La niña y su hermano miran por la ventana y desde el jardín cómo su madre lanza una cámara de video a su padre intentando golpearlo. Su hermano la lleva detrás de un enorme damasco para que no sigan mirando y le inventa juegos para que no oiga nada.

Que hubiera imitado a su hermano al terminar con su novio de años no fue una niñería. Fue la excusa, la referencia perfecta para tomar la decisión que tanto había pensado ya, sin el valor que requería. A los abuelos siempre les había llamado la atención que ninguno de ellos, ya en sus treinta y tirando a los cuarenta, tuviera hijos aún. Ambos, sin acuerdos previos, tenían motivos como estudios, trabajos, plata, casa, auto y un largo etcétera para postergar la paternidad. Y, si había más sinceridad, terminaban reconociendo que no se sentían “capaces o algo así”, algo que no podían terminar de definir. Y la abuela los reprendía porque “¡nadie los va aguantar toda la vida sin querer tener niños, cómo no van a estar separados, el parcito! ¡Y ya están grandecitos!”.

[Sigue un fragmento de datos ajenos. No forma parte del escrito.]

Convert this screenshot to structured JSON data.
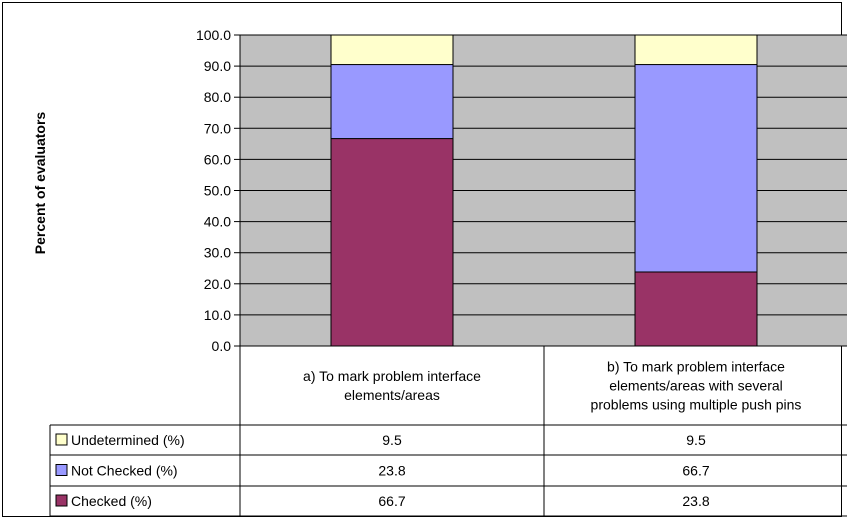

La niña escucha llegar al papá y va al baño, donde su madre baña a su hermano, y mira su infantil espalda desnuda con marcas moradas y algunas rojas. El padre entra alegre a saludar y la madre lo echa rápido, entre alegatos indescifrables para ella.

-Abuela, la Paulina está soñando con nuestra niñez. El otro día me comentó de pasada sobre esos sueños. Días después fui a su departamento para saludarla, le dije, y le pregunté un poco más. Sueña con nuestros viejos. Y con nosotros, con ella y yo, digo. Son situaciones bastante parecidas a algunas que sí ocurrieron, casi idénticas. No está muy lejos de recordar esos videos, abuela.

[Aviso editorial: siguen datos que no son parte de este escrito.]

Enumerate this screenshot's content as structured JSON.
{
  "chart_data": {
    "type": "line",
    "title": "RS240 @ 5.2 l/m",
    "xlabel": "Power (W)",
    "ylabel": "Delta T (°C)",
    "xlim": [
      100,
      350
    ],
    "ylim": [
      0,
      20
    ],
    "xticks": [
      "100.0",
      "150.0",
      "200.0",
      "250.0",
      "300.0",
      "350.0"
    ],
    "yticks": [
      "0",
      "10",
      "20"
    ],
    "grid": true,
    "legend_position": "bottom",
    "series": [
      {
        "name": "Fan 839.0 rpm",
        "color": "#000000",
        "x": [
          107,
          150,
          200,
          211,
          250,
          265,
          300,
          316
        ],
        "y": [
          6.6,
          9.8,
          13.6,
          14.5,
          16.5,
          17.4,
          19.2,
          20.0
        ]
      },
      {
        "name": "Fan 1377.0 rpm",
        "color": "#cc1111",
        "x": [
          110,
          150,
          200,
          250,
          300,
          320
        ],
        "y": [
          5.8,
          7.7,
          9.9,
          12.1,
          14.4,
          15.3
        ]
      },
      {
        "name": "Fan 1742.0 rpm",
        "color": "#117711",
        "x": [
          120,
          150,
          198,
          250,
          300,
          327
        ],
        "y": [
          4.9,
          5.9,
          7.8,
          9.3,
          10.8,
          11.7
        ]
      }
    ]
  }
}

-Carlos, no se lo vayas a contar, prometiste que no lo harías, me lo prometiste a mí y a tu madre y debes cumplir.
-Pero, lo va a descubrir tarde o temprano, estoy seguro. No es que quiera que lo recuerde, pero, lo hará sola de todas formas.
-Carlos, no lo hagas. Déjala.

“La Paulina lo recordará. Está muy cerca. Me dijo que ha soñado con discusiones, con un papá que siempre anda con una cámara y con una madre temerosa. Mi abuela no quiere que le diga nada, yo se lo prometí a ella y a mi vieja, cuando chico, que no le diría. Pero, se va a acordar. Lo va a soñar y será sin previo aviso y estará sola. No sé qué hacer, doctor. No sé.”

La niña fue despertada por su padre y llevada al living a ver televisión. Su hermano ya estaba sentado esperando para ver los videos. Se veía triste. Avergonzado.

-Carlos… - fue lo único que escuchó cuando levantó el auricular, un “Carlos” entre sollozos.

Recién salido del horno, Paulinita, dijo el padre. Apretó el botón de play y empezó el show casero-pornográfico-infantil.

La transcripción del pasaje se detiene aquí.